Grades pull exclusively from official platform reporting APIs (Meta Graph, Google Ads, TikTok, Snapchat, Pinterest, Microsoft, LinkedIn — depending on which accounts you connect). We never scrape ad-account UIs, and we never share your data with third parties. OAuth tokens are encrypted at rest (AES-256-GCM).

  • The CTR/CPC/CPM benchmark bands start from static per-platform×objective tables, banded from public 2024–25 industry reports (good ≈ published median). Once an account has roughly 14 days of synced history, those bands are re-anchored to the account’s own trailing-90-day median (from the History page): the center blends toward the account median — capped so the industry table always keeps a vote, ramping up with more history — while the band shape (excellent:good:average:poor ratios) stays the industry one. With thin history the static table is used unchanged, so two accounts on the same platform×objective can be graded against different bars.
  • Conversion value(revenue) is ingested only where the platform reports it (Meta’s action_values, Google’s conversions_value, Pinterest’s TOTAL_CHECKOUT_VALUE_IN_MICRO_DOLLAR). A real ROAS (value ÷ spend) is then shown — in the campaign-list ROAS sort, the LLM narration, and the autopilot roas_floor guardrail —onlywhere that value is > 0. It is never a proxy: platforms that don’t report value show “—” and fall back to cost per conversion (CPA). ROAS does not enter the 0–100 score itself.
  • “Conversions” are what each platform reports as purchases or leads; attribution models differ per platform and are not normalized.

Retention.Insights are read on demand from the platforms’ APIs. Synced history (the History page) is kept until you disconnect the source account.

Formula

The composite score is a weighted sum over the available dimension scores, renormalized by the total weight of the dimensions that actually had data. Below is the canonical formula with the conversion-objective weights:

score = (0.15 * ctr + 0.20 * cpc + 0.10 * cpm
       + 0.10 * budget + 0.35 * conversions
       + 0.10 * trend + 0.00 * saturation) / Σ(available weights)

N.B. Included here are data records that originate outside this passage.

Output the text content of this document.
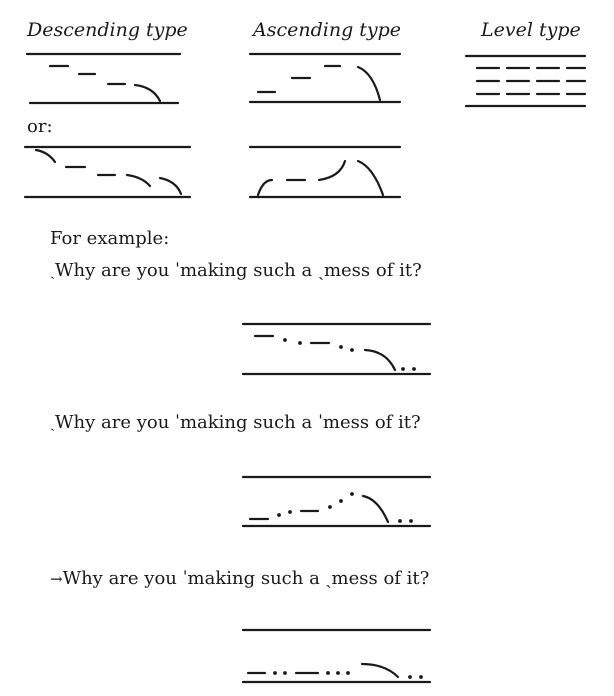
Descending type	Ascending type	Level type
or:
For example:
ˎWhy are you ˈmaking such a ˎmess of it?
ˏWhy are you ˈmaking such a ˈmess of it?
→Why are you ˈmaking such a ˎmess of it?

each dimension ∈ [0, 100], scored against the platform×objective benchmarks;
dimensions with no input data are excluded and the sum renormalized

grade = A if score ≥ 85
      | B if score ≥ 70
      | C if score ≥ 55
      | D if score ≥ 35
      | F otherwise

zero impressions in the window → "insufficient data", no grade

Weights live in src/lib/ai/scoring/weights.ts, thresholds in dimensions.ts, grade bands in categories.ts. Changing them requires a deploy.

Grades are advisory. The platform never pauses or scales spend without an explicit Autopilot rule.